ML is efficient, but opaque: "It works, and it works well, but we do not exactly understand why or how." Although that has been said on deep learning, it applies more broadly for ML as well, and coming from experts in the field it is not something to be dismissed lightly.
This may raise some philosophical questions, mostly having to do with the increasing feeling of being sidelined and not being able to keep up with technology, but there are also some very practical implications.
As Mathew notes, whatever anti-MLA approach taken, getting results is not enough. It must also comply with a number of guidelines, ensuring for example there are no discriminations against certain groups of the population.
The issue of algorithmic transparency is becoming increasingly understood and widely discussed, and there are many examples in which opaque algorithms embody all sorts of bias. If regulators decide to adopt ML in the financial industry, it will be interesting to see under what conditions it will be done and what will be the repercussions.
The human factor: efficiency versus transparency and distribution
But the question of whether opaqueness is a price we are willing to pay for efficiency is not the only one here: does regulation work? And who will benefit the most from adopting advanced techniques in the finance industry?
Mathew points out that although Oracle may sometimes brief regulators, it's the banks that work with them.
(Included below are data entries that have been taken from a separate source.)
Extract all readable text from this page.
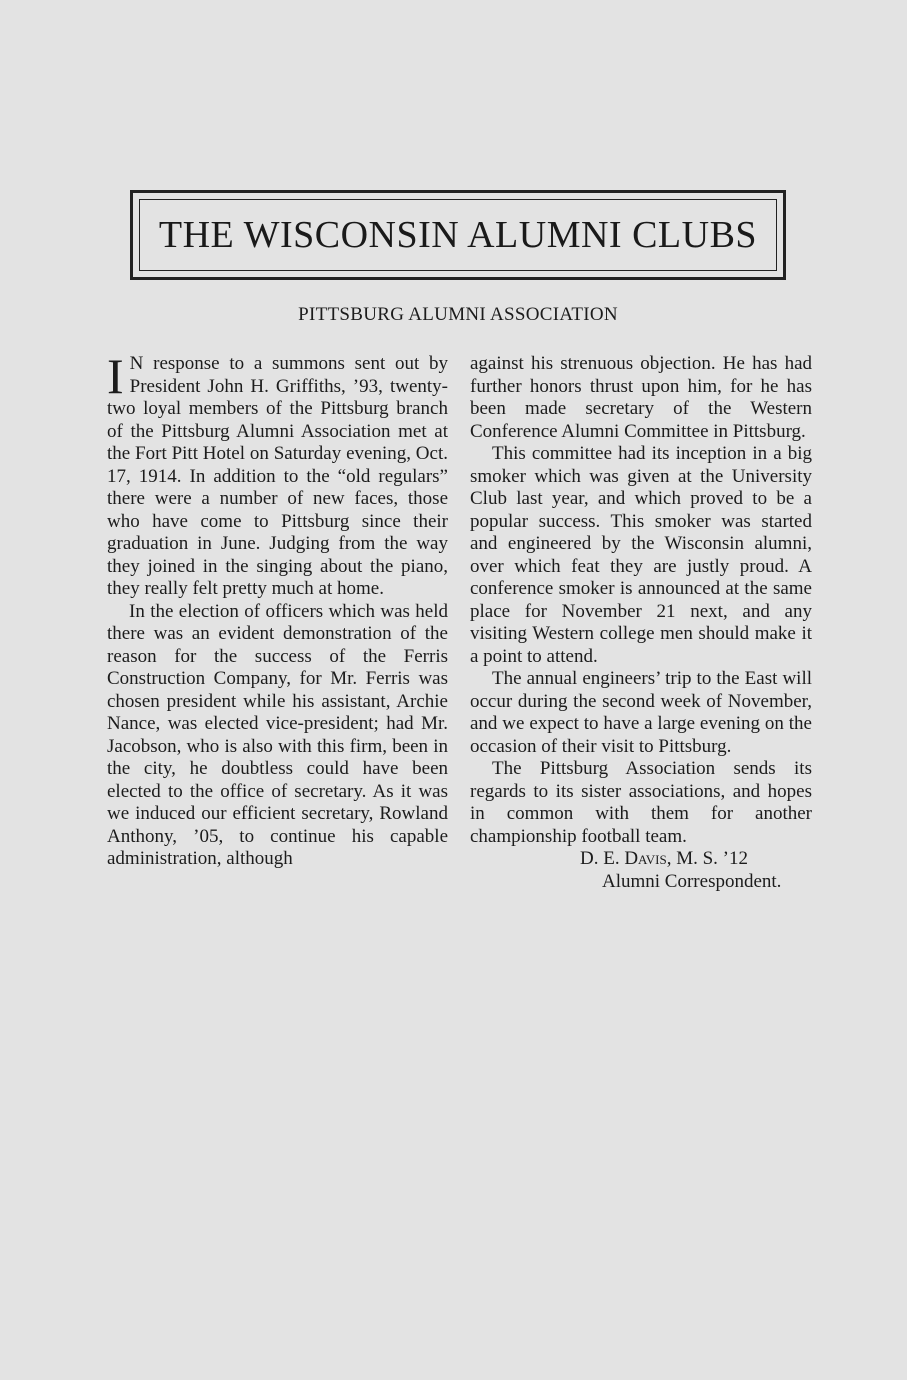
THE WISCONSIN ALUMNI CLUBS
PITTSBURG ALUMNI ASSOCIATION

I N response to a summons sent out by President John H. Griffiths, ’93, twenty-two loyal members of the Pittsburg branch of the Pittsburg Alumni Association met at the Fort Pitt Hotel on Saturday evening, Oct. 17, 1914. In addition to the “old regulars” there were a number of new faces, those who have come to Pittsburg since their graduation in June. Judging from the way they joined in the singing about the piano, they really felt pretty much at home.

In the election of officers which was held there was an evident demonstration of the reason for the success of the Ferris Construction Company, for Mr. Ferris was chosen president while his assistant, Archie Nance, was elected vice-president; had Mr. Jacobson, who is also with this firm, been in the city, he doubtless could have been elected to the office of secretary. As it was we induced our efficient secretary, Rowland Anthony, ’05, to continue his capable administration, although

against his strenuous objection. He has had further honors thrust upon him, for he has been made secretary of the Western Conference Alumni Committee in Pittsburg.

This committee had its inception in a big smoker which was given at the University Club last year, and which proved to be a popular success. This smoker was started and engineered by the Wisconsin alumni, over which feat they are justly proud. A conference smoker is announced at the same place for November 21 next, and any visiting Western college men should make it a point to attend.

The annual engineers’ trip to the East will occur during the second week of November, and we expect to have a large evening on the occasion of their visit to Pittsburg.

The Pittsburg Association sends its regards to its sister associations, and hopes in common with them for another championship football team.

D. E. Davis, M. S. ’12

Alumni Correspondent.
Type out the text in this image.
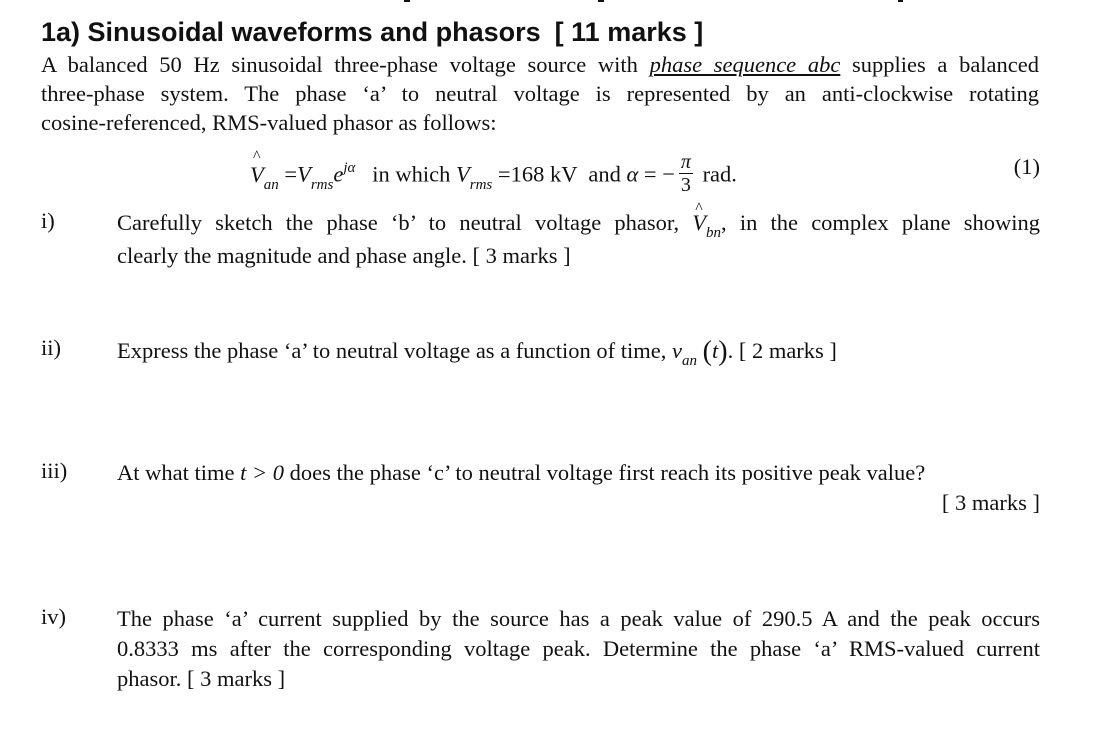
1a) Sinusoidal waveforms and phasors [ 11 marks ]
A balanced 50 Hz sinusoidal three-phase voltage source with phase sequence abc supplies a balanced
three-phase system. The phase ‘a’ to neutral voltage is represented by an anti-clockwise rotating
cosine-referenced, RMS-valued phasor as follows:
^ $V_{an} =V_{rms}e^{j\alpha}$ in which $V_{rms} =168$ kV and α = − $\frac{\pi}{3}$ rad.	(1)
i)	Carefully sketch the phase ‘b’ to neutral voltage phasor, ^ $V_{bn}$, in the complex plane showing
clearly the magnitude and phase angle. [ 3 marks ]
ii) Express the phase ‘a’ to neutral voltage as a function of time, $v_{an}$ (t). [ 2 marks ]
iii) At what time t > 0 does the phase ‘c’ to neutral voltage first reach its positive peak value?
[ 3 marks ]
iv) The phase ‘a’ current supplied by the source has a peak value of 290.5 A and the peak occurs
0.8333 ms after the corresponding voltage peak. Determine the phase ‘a’ RMS-valued current
phasor. [ 3 marks ]
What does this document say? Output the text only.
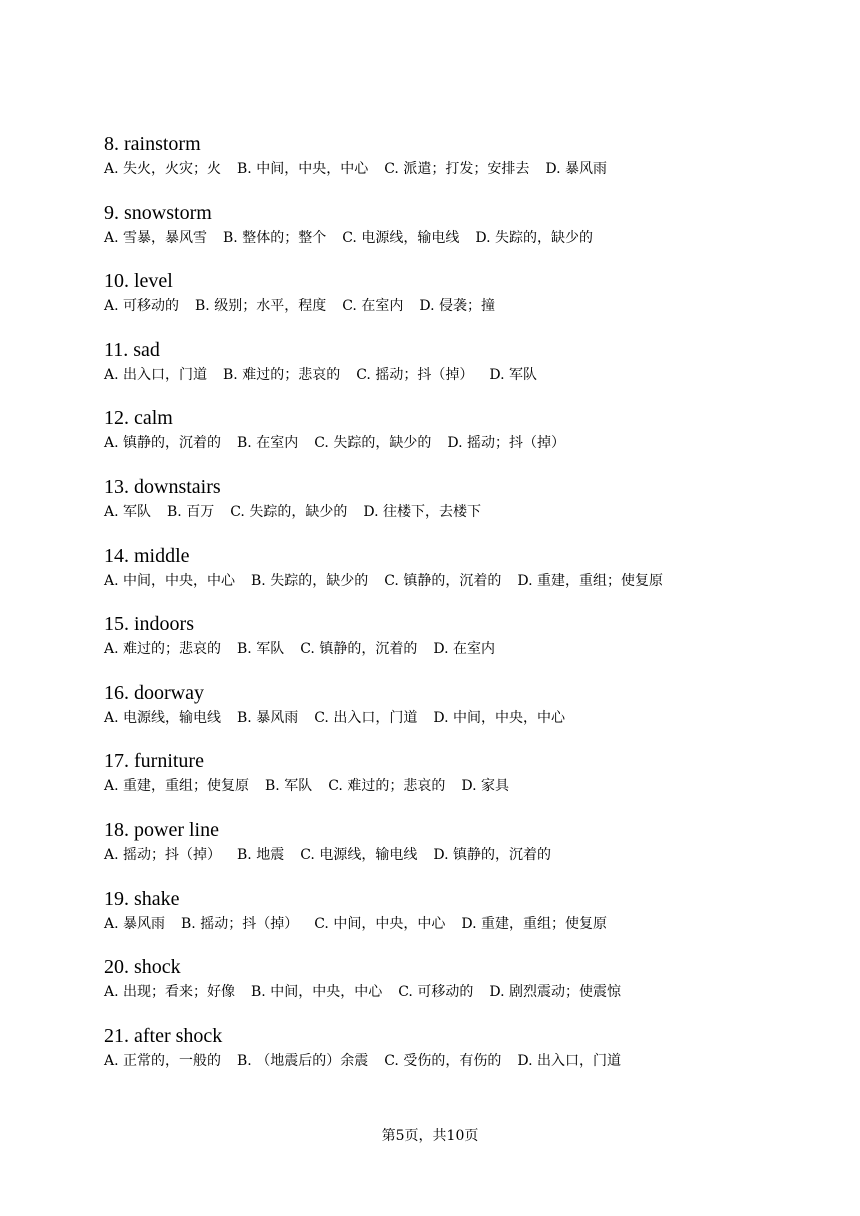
8. rainstorm
A. 失火，火灾；火 B. 中间，中央，中心 C. 派遣；打发；安排去 D. 暴风雨
9. snowstorm
A. 雪暴，暴风雪 B. 整体的；整个 C. 电源线，输电线 D. 失踪的，缺少的
10. level
A. 可移动的 B. 级别；水平，程度 C. 在室内 D. 侵袭；撞
11. sad
A. 出入口，门道 B. 难过的；悲哀的 C. 摇动；抖（掉） D. 军队
12. calm
A. 镇静的，沉着的 B. 在室内 C. 失踪的，缺少的 D. 摇动；抖（掉）
13. downstairs
A. 军队 B. 百万 C. 失踪的，缺少的 D. 往楼下，去楼下
14. middle
A. 中间，中央，中心 B. 失踪的，缺少的 C. 镇静的，沉着的 D. 重建，重组；使复原
15. indoors
A. 难过的；悲哀的 B. 军队 C. 镇静的，沉着的 D. 在室内
16. doorway
A. 电源线，输电线 B. 暴风雨 C. 出入口，门道 D. 中间，中央，中心
17. furniture
A. 重建，重组；使复原 B. 军队 C. 难过的；悲哀的 D. 家具
18. power line
A. 摇动；抖（掉） B. 地震 C. 电源线，输电线 D. 镇静的，沉着的
19. shake
A. 暴风雨 B. 摇动；抖（掉） C. 中间，中央，中心 D. 重建，重组；使复原
20. shock
A. 出现；看来；好像 B. 中间，中央，中心 C. 可移动的 D. 剧烈震动；使震惊
21. after shock
A. 正常的，一般的 B. （地震后的）余震 C. 受伤的，有伤的 D. 出入口，门道
第5页，共10页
Apart from the obvious question on the relationship between them, do regulators have the resources and knowledge to keep up in this arms race of sorts?
The UK for example has been hailed by UBS as having "progressive regulation and established support for new innovations" but how does that translate? Mathew notes that in areas like capital management, some regulators have advanced knowledge of statistical techniques and predictive models, but compliance is different.
It looks like even though the future is here, it's not evenly distributed: the expectation is that innovation will eventually even things out and create new jobs, but whether or when that will happen, or what happens in the meanwhile, are open questions.
In a world of increasing inequality, is technological innovation making society more unequal? This is an ongoing debate, and the financial industry is a striking example of applying innovation to amass unevenly distributed wealth.
"Banks have a desire to move to modern techniques, because it will save them money. Some banks may have up to 6,000 people working on compliance," says Mathew. While it is obvious that automating a tedious, error prone and time consuming task like anti-MLA will bring great benefits, people for which anti-MLA is their job may have a different view on this.
These are all questions that go far beyond anti-MLA. The finance industry is not only a good example of how big data innovation can be applied, but also of the implications that come as part and parcel of this. As Mathew says, "this is an exciting area, and things are just starting to happen."